Etude sur l’apport de la culture à l’économie en Afrique de l’Ouest

Recommandation au programme d’intégration culturelle de la CEDEAO

Témoignages.re / 15 mai 2012

Le Comité ad-hoc supervisant la mise en oeuvre du Programme régional d’intégration et de développement culturel de la CEDEAO a recommandé qu’une étude sur les contributions de la culture à l’économie des Etats membres soit effectuée au cours du premier trimestre de 2013.

Selon un communiqué de la Commission de la CEDEAO, il s’agit d’une des principales recommandations de ce Comité faites dans le cadre de sa sixième réunion à Cotonou (Bénin), du 16 au 19 avril.
Conformément à la recommandation de la 4ème Conférence des ministres de la Culture sur la tenue du Festival des Arts et de la Culture de la CEDEAO (ECOFEST) en 2013, la réunion a invité la Commission de la CEDEAO à procéder à une étude de faisabilité sur ce projet de festival, sur la base des termes de référence amendés, avec la production d’un rapport d’ici le premier trimestre de 2013.
Au cours de cette réunion également, l’Académie africaine des langues (ACALAN), qui collabore avec la CEDEAO sur les questions de langue, a proposé l’expérimentation de trois langues transfrontalières, à savoir le peul, le mandingue et le haoussa, comme langues de travail supplémentaires de la CEDEAO, afin d’accélérer l’intégration et le développement de la région.

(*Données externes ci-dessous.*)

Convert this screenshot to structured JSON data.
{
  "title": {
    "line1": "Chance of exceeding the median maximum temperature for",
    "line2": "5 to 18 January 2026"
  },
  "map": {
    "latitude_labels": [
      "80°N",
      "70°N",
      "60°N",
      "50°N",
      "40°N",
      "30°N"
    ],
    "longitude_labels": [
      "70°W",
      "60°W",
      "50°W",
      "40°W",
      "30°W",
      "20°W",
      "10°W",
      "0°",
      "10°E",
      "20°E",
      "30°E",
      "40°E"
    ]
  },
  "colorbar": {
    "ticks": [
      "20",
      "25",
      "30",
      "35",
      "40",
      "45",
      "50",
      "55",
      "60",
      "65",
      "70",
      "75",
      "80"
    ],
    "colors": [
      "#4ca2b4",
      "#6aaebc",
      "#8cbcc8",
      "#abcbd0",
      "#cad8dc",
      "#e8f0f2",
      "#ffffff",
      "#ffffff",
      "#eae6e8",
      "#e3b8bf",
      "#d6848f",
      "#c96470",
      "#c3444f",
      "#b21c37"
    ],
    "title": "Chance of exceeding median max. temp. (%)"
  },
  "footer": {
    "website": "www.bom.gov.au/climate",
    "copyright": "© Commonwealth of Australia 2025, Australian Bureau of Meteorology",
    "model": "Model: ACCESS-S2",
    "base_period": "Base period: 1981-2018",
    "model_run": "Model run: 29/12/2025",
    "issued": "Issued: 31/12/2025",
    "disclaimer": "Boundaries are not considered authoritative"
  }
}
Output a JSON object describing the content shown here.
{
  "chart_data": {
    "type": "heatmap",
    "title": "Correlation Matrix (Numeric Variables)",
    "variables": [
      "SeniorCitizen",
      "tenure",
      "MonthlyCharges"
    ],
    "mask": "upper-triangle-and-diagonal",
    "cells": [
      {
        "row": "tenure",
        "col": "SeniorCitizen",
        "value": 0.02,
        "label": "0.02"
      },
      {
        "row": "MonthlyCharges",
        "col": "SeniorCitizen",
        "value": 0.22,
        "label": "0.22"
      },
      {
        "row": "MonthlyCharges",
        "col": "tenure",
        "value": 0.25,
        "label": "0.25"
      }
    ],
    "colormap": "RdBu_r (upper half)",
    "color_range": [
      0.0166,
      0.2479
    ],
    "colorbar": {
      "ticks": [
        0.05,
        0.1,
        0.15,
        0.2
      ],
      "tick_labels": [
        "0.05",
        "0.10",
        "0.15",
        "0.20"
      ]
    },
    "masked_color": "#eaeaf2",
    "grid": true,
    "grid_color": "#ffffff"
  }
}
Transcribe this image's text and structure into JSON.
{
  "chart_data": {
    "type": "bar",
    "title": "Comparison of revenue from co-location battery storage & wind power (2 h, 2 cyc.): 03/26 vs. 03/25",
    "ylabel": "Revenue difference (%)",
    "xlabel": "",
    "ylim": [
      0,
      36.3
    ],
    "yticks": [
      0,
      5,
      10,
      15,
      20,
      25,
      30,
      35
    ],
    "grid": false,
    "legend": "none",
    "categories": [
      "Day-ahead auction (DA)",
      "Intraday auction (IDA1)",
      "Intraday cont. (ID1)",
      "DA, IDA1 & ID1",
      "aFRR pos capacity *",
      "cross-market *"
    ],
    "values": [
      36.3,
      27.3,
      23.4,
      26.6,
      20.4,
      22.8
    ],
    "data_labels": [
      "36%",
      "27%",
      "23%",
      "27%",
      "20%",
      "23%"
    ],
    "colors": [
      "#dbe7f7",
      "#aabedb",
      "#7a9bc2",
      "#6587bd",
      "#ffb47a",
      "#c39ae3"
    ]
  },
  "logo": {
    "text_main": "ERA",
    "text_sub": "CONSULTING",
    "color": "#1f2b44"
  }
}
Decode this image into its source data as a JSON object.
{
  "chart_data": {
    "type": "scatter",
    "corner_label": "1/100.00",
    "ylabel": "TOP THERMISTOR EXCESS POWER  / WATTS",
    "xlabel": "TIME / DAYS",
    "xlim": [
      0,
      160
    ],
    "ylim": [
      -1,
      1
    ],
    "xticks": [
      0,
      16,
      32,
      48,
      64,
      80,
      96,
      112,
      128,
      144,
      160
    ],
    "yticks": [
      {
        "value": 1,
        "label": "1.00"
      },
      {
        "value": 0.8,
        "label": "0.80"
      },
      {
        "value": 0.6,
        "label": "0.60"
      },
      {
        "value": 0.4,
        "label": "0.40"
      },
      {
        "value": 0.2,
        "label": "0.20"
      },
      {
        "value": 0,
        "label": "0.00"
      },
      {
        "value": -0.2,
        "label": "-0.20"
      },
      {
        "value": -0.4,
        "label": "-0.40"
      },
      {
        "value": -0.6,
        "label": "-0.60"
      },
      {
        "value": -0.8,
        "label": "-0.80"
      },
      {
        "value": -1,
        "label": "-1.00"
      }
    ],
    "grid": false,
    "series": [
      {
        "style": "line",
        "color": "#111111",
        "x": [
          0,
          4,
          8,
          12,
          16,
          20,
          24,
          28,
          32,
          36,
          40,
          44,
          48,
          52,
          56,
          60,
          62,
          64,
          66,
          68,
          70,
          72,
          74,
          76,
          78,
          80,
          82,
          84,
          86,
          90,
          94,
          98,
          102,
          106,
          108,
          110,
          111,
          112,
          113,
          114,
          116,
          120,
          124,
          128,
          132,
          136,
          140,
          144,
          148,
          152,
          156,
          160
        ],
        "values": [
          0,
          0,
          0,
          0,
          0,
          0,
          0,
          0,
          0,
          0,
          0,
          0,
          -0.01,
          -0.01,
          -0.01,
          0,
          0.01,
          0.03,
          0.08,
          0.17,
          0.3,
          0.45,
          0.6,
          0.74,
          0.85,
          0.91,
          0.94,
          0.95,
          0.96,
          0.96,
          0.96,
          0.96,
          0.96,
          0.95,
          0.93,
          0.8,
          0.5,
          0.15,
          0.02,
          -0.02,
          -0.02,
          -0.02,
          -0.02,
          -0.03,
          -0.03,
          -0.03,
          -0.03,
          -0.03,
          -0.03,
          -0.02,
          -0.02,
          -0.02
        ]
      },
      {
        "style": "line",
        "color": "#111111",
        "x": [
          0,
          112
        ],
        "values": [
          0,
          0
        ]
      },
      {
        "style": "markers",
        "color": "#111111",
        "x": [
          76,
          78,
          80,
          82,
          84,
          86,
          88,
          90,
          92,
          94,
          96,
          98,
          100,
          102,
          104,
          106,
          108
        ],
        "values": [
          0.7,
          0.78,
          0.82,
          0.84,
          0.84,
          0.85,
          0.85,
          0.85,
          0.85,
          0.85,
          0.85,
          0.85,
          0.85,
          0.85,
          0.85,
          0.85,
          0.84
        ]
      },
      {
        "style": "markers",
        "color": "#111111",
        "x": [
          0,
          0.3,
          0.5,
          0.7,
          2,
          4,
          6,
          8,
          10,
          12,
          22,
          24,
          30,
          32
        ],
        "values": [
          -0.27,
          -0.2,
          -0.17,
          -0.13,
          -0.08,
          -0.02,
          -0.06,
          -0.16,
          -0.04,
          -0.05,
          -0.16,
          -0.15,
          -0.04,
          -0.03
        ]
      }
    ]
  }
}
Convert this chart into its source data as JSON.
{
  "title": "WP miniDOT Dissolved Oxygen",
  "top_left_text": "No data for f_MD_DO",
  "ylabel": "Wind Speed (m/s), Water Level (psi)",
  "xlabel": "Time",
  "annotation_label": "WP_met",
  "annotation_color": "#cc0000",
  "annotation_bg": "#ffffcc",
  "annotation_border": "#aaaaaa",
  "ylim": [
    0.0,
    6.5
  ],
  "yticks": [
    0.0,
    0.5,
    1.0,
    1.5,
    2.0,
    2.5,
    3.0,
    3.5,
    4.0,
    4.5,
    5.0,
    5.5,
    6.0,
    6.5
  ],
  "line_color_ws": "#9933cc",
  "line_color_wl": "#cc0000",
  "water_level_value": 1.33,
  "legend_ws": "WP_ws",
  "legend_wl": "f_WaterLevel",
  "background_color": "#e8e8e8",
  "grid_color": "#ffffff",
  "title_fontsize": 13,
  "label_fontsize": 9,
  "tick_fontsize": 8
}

Pour un institut culturel international

Ceci conformément à l’Article 62 (c) du Traité de la CEDEAO qui préconise la promotion de l’apprentissage et de la diffusion d’une langue ouest-africaine comme facteur d’intégration communautaire, en plus des langues de travail officielles que sont l’anglais, le français et le portugais.
La réunion a également fait des propositions sur les projets de termes de référence pour une étude de faisabilité sur l’Institut culturel ouest-africain proposé et demandé que la CEDEAO, en collaboration avec la division des Statistiques de l’UNESCO, organise un atelier de formation à l’intention des agents concernés pour la collecte des statistiques culturelles dans la région.
La Commission de la CEDEAO a été invitée à identifier, analyser et faire des propositions sur les directives concernant les industries culturelles dans la région, en tenant compte de l’environnement juridique, fiscal et financier des industries culturelles dans les Etats membres.

Déjà 15 ans de travail

La réunion a également encouragé la Commission à établir des échanges et une coopération culturelle avec d’autres organisations régionales afin de renforcer la mobilité artistique à travers l’Afrique.
Le Comité ad-hoc, établi en 1996, comprend les représentants de cinq Etats membres de la CEDEAO (la Côte d’Ivoire, le Ghana, le Mali, le Nigeria et le Sénégal) soutenus par des experts indépendants et des représentants de la Société civile en tant qu’observateurs.
Il est chargé de superviser et d’évaluer le développement de la culture dans la région de la CEDEAO, ainsi que de donner de l’impulsion à la mise en oeuvre des décisions et recommandations des autorités de la CEDEAO.